During previous economic periods, wealth tended to be inherited between generations, and it continued to accumulate through investments, either in private or public corporations or in real estate. It was the landowners and, later, the factory owners who held the abundance of wealth. As a result, the fortunes of the superrich tended to come from inherited wealththe passing of capital between generations.
However, in the current economic climate, new money prevails. Salaries and active business incomes account for the majority of the income of the superrich (e.g. the top one percent of income earners), who are now termed the working rich (Freeland 2012).
We are in an economic period of fresh opportunity: a period in which becoming financially whole is achievable for almost anyone and where opportunities are waiting to be captured by those enthusiastic about engaging with the entrepreneurial grind.
The exit of the baby boomers is opening up gaps in business ownership, making it easy to find opportunities. The pace of technological change provides an unprecedented opportunity for growth.

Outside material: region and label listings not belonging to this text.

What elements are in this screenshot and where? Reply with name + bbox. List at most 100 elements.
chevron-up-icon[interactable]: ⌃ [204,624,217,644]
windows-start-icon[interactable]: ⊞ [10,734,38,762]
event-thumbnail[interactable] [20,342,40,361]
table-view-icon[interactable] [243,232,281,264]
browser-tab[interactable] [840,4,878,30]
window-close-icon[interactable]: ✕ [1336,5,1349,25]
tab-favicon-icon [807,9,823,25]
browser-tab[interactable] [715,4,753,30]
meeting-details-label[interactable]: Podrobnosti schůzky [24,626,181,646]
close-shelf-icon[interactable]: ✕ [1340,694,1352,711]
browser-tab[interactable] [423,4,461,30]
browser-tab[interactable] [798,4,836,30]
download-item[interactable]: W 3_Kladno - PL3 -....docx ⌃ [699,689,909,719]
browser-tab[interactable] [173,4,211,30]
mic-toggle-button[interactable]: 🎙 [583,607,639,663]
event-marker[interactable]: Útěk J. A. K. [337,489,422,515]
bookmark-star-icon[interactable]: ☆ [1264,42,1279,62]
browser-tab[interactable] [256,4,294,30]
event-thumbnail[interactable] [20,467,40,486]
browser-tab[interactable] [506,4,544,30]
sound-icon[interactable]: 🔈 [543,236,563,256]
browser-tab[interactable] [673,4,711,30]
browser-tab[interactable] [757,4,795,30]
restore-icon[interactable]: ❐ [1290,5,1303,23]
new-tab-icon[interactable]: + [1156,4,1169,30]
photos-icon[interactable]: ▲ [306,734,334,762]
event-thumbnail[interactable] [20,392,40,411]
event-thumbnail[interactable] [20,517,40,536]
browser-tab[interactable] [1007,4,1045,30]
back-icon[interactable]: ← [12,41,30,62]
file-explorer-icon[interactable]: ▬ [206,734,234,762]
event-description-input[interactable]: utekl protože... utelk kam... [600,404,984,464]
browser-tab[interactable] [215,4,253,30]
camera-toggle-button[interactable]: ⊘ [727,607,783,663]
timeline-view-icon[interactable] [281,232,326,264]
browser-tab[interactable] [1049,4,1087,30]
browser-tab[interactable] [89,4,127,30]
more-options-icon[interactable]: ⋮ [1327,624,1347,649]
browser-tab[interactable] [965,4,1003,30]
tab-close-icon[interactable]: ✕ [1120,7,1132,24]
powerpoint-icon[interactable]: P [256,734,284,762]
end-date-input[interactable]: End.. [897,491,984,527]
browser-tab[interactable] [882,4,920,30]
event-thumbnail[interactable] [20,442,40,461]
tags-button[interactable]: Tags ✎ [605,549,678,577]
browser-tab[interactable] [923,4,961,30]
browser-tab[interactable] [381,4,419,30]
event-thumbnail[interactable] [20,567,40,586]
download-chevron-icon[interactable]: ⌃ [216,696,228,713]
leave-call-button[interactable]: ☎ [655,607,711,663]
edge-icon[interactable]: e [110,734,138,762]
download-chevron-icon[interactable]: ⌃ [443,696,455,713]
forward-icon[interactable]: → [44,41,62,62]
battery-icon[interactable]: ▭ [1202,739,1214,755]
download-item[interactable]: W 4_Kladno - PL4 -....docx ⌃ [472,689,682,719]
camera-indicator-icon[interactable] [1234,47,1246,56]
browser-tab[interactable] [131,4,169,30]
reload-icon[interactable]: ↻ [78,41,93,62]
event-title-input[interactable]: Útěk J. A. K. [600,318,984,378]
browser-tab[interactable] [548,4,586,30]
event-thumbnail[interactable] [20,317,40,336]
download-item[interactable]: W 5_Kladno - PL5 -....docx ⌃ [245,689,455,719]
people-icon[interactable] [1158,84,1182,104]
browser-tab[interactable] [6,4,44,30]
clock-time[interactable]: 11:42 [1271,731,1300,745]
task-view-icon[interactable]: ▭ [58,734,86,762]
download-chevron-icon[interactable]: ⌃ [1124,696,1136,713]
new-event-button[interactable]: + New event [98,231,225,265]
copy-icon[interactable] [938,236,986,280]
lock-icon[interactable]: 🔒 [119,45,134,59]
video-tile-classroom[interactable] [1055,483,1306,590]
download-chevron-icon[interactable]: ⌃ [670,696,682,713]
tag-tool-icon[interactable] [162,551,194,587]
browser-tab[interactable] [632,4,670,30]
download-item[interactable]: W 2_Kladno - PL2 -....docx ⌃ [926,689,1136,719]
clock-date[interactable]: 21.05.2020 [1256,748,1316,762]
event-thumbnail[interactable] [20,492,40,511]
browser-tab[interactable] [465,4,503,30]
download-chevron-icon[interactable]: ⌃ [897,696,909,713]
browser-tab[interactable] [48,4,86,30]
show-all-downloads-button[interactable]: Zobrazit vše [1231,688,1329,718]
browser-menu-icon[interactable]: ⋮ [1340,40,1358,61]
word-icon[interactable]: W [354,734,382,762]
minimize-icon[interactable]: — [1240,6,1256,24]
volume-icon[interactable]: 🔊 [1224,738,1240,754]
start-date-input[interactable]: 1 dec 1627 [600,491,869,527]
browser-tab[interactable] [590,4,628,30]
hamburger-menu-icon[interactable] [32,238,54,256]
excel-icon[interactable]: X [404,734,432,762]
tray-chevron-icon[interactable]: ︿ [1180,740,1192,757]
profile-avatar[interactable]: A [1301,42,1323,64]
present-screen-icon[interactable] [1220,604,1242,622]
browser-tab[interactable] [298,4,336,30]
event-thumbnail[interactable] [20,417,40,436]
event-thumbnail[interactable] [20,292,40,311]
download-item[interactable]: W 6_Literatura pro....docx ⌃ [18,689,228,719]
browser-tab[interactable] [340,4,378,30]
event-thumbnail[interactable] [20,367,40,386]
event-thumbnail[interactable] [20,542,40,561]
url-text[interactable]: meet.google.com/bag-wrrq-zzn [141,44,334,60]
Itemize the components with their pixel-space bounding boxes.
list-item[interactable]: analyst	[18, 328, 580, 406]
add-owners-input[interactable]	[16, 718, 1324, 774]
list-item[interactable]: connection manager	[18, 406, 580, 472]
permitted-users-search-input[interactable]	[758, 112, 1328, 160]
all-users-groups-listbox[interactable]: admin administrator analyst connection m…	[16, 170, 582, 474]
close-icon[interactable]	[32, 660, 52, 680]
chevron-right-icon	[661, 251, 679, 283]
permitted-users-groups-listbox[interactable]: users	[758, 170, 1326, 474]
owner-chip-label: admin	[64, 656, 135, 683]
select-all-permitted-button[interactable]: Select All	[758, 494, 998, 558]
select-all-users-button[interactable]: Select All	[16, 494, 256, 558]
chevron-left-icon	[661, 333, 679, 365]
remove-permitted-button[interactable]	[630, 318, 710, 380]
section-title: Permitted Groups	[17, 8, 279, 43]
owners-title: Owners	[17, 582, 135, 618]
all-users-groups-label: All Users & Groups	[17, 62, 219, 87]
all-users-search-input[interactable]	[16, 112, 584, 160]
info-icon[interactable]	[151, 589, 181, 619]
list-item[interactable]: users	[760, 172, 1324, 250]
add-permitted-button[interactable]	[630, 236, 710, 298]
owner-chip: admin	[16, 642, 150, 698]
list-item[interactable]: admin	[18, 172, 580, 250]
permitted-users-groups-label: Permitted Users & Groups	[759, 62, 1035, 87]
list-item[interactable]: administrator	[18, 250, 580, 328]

A skilled and transient workforce is looking for purpose, and investors are idly standing by with an abundance of capital, waiting for you to convince them that your proposed investment is the right fit for them.
Through technology and globalized distribution channels, entrepreneurs can create wealth at an exponential rate that previous generations could only have dreamt of. Digital marketing alone has allowed organizations to become global companies overnight, no longer reliant on clunky and expensive traditional advertising mechanisms, often narrowly focused on and capable only of building local brand exposure.
All of the fundamentals have come together for building wealth through business ownership and in an exponentially shortened time frame.
Entrepreneurship can be a conduit to the achievement of success, however you choose to define it. For many, success can be defined as the ability to live your life the way you want to live it, doing what you most enjoy, surrounded by people you admire and respect (Tracy 2017, xv).
Everyone has their own objectives with entrepreneurship, whether they be income and wealth, freedom and flexibility, social change, or all of the above. It is important to reflect on why you want to be an entrepreneur.
Do you feel that you have a strong ability to operate a company? Are you looking to be financially whole and complete? Do you want to give your children opportunities to travel and to go to the university of their choosing or to ensure that the best medical treatment will be available if someone close to you becomes ill? Do you have a compelling vision to make the world a better place? Are you an effective team builder?
These are all good reasons to become an entrepreneur. For me, the reasons are multifaceted, but most prominent among them are the challenge, the ability to be a positive influence on team members who partake in this journey alongside me, a sense of purpose, and the opportunity to be able to positively give back to the community in terms of time, knowledge, and resources.